Mr. S. H. Hastie congratulated the authors on their paper. He wished the distillers would waken up to the scientific needs of their industry as the brewers had done. No doubt in the years to come distillers would realise that it was to their advantage to obtain all the scientific aid they could. He would like to ask the authors if the shape and form of the vessel had any effect on the quantity of alcohol produced during a fermentation, as he has reason to believe that such was the case. Doubtless the fermentation experiments described reported in the paper were made in flasks of a standard pattern.

Mr. Tait, in reply to Dr. Ranken, said that Mr. Fletcher and he quite realised the importance of the lag phase in yeast reproduction and they intended to go more fully into the subject. When they did so they would keep in mind the suggestion about the accumulation of ammo acids. Regarding the two questions asked by Dr.
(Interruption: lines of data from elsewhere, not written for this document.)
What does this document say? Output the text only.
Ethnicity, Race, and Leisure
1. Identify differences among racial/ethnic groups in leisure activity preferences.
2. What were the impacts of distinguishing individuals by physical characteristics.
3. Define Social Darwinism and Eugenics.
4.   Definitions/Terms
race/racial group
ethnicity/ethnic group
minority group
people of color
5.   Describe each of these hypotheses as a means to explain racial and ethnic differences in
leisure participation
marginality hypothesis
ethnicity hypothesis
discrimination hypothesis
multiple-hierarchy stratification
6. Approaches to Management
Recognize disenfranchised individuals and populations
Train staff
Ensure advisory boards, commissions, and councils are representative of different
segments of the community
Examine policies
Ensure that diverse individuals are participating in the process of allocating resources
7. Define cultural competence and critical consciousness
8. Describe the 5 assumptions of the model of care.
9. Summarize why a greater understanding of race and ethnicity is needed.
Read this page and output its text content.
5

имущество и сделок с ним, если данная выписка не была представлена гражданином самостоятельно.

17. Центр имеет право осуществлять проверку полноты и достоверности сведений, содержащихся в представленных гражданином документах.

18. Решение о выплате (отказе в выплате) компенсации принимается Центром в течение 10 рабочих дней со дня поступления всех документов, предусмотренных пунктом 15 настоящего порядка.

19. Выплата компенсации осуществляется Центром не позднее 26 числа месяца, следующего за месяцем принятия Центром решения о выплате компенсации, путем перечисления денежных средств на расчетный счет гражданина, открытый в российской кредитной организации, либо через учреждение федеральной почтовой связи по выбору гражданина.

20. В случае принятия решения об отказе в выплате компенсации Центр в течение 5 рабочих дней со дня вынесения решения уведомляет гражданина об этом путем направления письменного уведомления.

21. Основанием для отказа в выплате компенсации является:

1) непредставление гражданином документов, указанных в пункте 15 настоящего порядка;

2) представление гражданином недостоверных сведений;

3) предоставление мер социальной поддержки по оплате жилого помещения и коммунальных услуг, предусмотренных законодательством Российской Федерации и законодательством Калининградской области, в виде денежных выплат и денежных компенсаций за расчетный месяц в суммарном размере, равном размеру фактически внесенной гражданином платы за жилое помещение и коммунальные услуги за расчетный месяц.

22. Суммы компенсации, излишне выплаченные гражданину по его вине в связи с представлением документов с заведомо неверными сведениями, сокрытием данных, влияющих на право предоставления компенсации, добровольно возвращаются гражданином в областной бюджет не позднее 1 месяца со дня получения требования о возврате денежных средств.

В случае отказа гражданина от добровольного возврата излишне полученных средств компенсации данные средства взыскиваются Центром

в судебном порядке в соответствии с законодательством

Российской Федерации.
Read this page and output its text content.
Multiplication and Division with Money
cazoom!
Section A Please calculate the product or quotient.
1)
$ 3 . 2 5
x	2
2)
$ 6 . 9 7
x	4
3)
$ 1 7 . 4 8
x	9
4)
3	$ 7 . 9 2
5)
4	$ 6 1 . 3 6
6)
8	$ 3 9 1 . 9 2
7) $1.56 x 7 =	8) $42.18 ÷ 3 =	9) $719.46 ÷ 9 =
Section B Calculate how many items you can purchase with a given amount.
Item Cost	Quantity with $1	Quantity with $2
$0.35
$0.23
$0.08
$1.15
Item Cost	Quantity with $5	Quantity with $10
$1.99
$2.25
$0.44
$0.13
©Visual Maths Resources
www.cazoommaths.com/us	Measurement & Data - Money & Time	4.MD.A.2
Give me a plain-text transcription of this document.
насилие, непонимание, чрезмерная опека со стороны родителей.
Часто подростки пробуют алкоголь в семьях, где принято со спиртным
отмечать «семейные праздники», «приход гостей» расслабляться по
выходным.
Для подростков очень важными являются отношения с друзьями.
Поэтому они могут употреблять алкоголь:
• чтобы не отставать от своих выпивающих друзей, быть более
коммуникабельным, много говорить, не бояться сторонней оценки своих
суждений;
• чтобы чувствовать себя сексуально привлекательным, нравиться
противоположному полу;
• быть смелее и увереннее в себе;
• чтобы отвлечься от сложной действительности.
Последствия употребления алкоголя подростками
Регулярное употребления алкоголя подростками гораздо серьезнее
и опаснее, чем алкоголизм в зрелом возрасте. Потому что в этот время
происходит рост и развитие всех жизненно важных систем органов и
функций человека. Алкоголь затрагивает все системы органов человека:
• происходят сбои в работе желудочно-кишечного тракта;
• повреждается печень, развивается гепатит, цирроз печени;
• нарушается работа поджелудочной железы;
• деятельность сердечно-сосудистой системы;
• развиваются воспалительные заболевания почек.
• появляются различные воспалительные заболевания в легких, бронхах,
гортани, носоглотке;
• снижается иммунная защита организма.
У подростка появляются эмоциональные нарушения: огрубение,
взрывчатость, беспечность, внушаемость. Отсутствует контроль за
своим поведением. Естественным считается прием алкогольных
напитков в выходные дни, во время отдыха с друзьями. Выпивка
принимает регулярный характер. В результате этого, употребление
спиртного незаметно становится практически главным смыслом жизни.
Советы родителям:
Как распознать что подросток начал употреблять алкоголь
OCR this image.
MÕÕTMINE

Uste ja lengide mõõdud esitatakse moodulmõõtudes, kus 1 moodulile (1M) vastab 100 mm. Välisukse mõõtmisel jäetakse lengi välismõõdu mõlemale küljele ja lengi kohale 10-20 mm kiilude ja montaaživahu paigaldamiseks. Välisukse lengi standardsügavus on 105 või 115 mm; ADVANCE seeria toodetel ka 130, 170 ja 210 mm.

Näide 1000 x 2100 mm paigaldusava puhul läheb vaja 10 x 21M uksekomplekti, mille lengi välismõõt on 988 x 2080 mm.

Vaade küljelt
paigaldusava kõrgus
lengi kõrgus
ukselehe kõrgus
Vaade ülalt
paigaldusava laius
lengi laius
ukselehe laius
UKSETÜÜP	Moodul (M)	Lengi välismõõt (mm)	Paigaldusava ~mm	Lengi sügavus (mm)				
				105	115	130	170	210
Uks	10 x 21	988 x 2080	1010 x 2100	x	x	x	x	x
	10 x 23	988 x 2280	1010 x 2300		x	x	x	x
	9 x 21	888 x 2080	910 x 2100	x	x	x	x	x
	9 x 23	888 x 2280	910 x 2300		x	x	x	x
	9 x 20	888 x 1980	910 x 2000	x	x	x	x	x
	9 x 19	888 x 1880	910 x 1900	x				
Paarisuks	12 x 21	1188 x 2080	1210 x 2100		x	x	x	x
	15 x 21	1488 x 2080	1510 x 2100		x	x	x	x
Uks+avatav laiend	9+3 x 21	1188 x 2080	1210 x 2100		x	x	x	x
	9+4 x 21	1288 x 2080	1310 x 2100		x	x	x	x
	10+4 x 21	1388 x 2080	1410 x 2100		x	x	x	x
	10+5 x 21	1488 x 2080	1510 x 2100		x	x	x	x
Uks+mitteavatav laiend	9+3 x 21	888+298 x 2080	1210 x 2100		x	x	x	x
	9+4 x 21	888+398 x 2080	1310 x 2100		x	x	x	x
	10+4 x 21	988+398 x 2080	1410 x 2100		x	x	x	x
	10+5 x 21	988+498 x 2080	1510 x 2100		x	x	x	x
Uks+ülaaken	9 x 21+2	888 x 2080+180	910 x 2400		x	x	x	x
Ranken, the phosphoric acid was estimated by the phosphomolybdate method after incinerating the worts or “beers” with magnesia. The gaseous nitrogen used in their experiments was passed from the cylinder through pyro gallic acid to free it from any oxygen that might be present, and they were of opinion that this procedure was quite sufficient for the particular purpose for which it was used.

With regard to the points raised by Mr. Hastie, they were at one with him in so far as the distiller should abandon rule-of-thumb methods as far as possible and try to get to bedrock regarding the various processes involved in the manufacture of spirits. Except where specifically mentioned they had used 300 c.c. Erlemeyer flasks. They had tried various experiments with different shaped glass vessels, and it was found that there were great differences in the amount of yeast produced. The results show that this part of the subject is very complicated, and that various factors must be considered before any definite conclusions can be drawn.

In acknowledging the vote of thanks proposed by the chairman, Mr. Tait said that he appreciated very much the way the paper had been received, and only hoped that it would help to throw more light on some of the rather obscure points connected with the scientific side of brewing, and also of everyday practice.